NON LI HA DENUNCIATI. Oggi S. ha una figlia di tre mesi ma non ha più un lavoro. Ai suoi tutor universitari, che avevano seguito tutto il suo percorso accademico e lavorativo, ha raccontato di non voler denunciare i suoi ex datori perché sa che la giustizia ha dei tempi lunghi. È andata a chiedere i soldi che le dovevano: l’indennizzo per il mancato preavviso e per la liquidazione. La loro risposta l’ha lasciata sconcertata: «Dicci quello che ti dobbiamo». Ma sono calcoli che di solito fa l’amministrazione, i contabili. Senza nessuna dignità gli ex datori di lavoro hanno anche osato chiederle di tenersi libera per febbraio, «magari abbiamo bisogno di nuovo, ti potremmo richiamare».

Spesso con le donne è così: vengono sfruttate e poi cacciate, come se nulla fosse

Hanno leso i suoi diritti, l’hanno maltrattata e insultata in un momento delicato della sua vita e fanno finta di niente. Spesso con le donne è così: vengono sfruttate e poi cacciate, come se nulla fosse. Come se fosse normale. Come se non fosse sbagliato, come se non ci fosse una legge - e un’etica - a tutelarle. Perché le donne, spesso, non denunciano.
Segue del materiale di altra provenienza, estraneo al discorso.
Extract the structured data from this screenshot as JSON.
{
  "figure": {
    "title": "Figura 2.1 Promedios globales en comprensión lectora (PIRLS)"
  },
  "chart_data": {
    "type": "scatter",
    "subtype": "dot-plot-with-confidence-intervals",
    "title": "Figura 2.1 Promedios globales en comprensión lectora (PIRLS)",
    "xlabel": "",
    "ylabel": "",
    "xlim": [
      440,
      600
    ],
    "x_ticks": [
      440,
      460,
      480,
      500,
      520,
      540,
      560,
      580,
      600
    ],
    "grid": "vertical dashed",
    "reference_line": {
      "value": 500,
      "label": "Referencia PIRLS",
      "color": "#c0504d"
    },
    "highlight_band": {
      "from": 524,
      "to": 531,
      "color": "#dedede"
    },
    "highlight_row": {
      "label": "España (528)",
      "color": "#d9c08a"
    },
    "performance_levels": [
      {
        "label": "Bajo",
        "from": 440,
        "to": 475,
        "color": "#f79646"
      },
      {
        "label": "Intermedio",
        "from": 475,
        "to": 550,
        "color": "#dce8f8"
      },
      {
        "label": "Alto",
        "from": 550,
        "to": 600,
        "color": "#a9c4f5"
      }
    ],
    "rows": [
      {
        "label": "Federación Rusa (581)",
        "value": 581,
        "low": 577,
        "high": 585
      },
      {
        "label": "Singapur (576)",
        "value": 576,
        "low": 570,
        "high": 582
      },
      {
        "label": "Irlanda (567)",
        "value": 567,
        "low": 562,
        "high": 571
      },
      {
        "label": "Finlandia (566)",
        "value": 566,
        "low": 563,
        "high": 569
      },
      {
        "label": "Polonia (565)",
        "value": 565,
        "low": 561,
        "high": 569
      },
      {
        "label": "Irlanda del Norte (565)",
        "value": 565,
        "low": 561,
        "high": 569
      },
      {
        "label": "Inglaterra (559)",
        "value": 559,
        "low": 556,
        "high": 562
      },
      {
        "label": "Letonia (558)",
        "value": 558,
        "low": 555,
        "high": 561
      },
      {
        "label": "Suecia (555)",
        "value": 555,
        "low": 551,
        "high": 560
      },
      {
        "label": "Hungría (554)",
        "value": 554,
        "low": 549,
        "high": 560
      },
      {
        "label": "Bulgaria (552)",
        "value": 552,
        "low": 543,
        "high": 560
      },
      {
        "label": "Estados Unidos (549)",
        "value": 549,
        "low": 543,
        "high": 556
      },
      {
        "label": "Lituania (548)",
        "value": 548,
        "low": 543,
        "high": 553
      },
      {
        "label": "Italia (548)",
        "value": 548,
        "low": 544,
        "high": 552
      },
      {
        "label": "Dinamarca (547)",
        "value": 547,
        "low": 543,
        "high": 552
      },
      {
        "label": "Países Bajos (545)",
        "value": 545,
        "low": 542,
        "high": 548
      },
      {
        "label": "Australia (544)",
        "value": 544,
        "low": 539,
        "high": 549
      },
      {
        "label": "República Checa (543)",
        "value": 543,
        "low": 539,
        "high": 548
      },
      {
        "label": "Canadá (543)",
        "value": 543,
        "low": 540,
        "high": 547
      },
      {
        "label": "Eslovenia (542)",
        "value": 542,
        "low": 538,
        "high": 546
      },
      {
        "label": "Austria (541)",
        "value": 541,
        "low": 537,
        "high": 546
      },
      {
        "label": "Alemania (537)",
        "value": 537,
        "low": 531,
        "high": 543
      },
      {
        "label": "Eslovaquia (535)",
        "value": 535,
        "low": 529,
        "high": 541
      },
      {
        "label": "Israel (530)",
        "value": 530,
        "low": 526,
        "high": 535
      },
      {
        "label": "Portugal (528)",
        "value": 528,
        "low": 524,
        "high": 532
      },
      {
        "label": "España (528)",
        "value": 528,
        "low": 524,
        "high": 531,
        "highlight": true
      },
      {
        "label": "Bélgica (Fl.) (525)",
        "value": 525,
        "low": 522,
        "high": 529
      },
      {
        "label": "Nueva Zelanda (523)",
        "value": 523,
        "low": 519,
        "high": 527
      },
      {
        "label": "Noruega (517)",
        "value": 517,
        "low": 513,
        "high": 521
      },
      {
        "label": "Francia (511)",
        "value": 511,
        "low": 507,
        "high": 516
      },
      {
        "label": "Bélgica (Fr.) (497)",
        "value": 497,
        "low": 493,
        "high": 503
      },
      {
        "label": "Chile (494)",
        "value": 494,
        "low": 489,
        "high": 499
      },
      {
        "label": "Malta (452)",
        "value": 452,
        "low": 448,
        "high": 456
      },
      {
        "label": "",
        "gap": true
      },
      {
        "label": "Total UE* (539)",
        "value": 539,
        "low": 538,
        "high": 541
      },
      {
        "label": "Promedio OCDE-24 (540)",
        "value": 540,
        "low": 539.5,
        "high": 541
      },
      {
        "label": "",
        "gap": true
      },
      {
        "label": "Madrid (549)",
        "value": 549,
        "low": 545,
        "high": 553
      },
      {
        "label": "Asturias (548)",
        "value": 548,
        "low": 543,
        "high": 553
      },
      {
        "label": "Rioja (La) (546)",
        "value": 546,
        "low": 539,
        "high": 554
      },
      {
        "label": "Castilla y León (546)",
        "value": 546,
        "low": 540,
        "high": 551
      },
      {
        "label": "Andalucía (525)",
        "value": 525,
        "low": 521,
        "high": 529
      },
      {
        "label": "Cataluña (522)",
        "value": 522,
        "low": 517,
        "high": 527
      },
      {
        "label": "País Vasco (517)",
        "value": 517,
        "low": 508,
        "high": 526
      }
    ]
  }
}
Anche se probabilmente un po’ di paura questi imprenditori l’hanno avuta: si sono scomodati a chiudere la società e a farla riaprire a un prestanome, il suocero, da quanto ci raccontano dall’università.

DIMISSIONI IN BIANCO AGGRAVATE. Queste sono dimissioni in bianco aggravate. Perché S. non ha potuto neanche chiedere la maternità: l’azienda glielo ha impedito, licenziandola su due piedi subito dopo la sua comunicazione verbale. S.: «Sono incinta al terzo mese». Azienda: «Ok, da oggi non lavori più con noi, Ciao e tanti auguri, eh!». In barba alla nuova legge contro le dimissioni in bianco inserita nel Jobs Act entrata in vigore a marzo 2016. Secondo questa normativa è il dipendente che deve comunicare online le dimissioni.

MENO DEL 50% DELLE ITALIANE LAVORANO. Quante donne devono subire queste ingiustizie? Quante devono perdere il lavoro perché aspettano un bambino? Quante ancora devono essere buttate fuori dal mercato del lavoro perché mamme? E continuiamo così, con 1,3 figli per donna, con meno di una su due italiane con un lavoro. Continuiamo a essere pochi, poveri e senza un futuro. Continuiamo a non denunciare. Continuiamo a non lavorare. Sperando di morire giovani, tanto la pensione non l’avremo mai.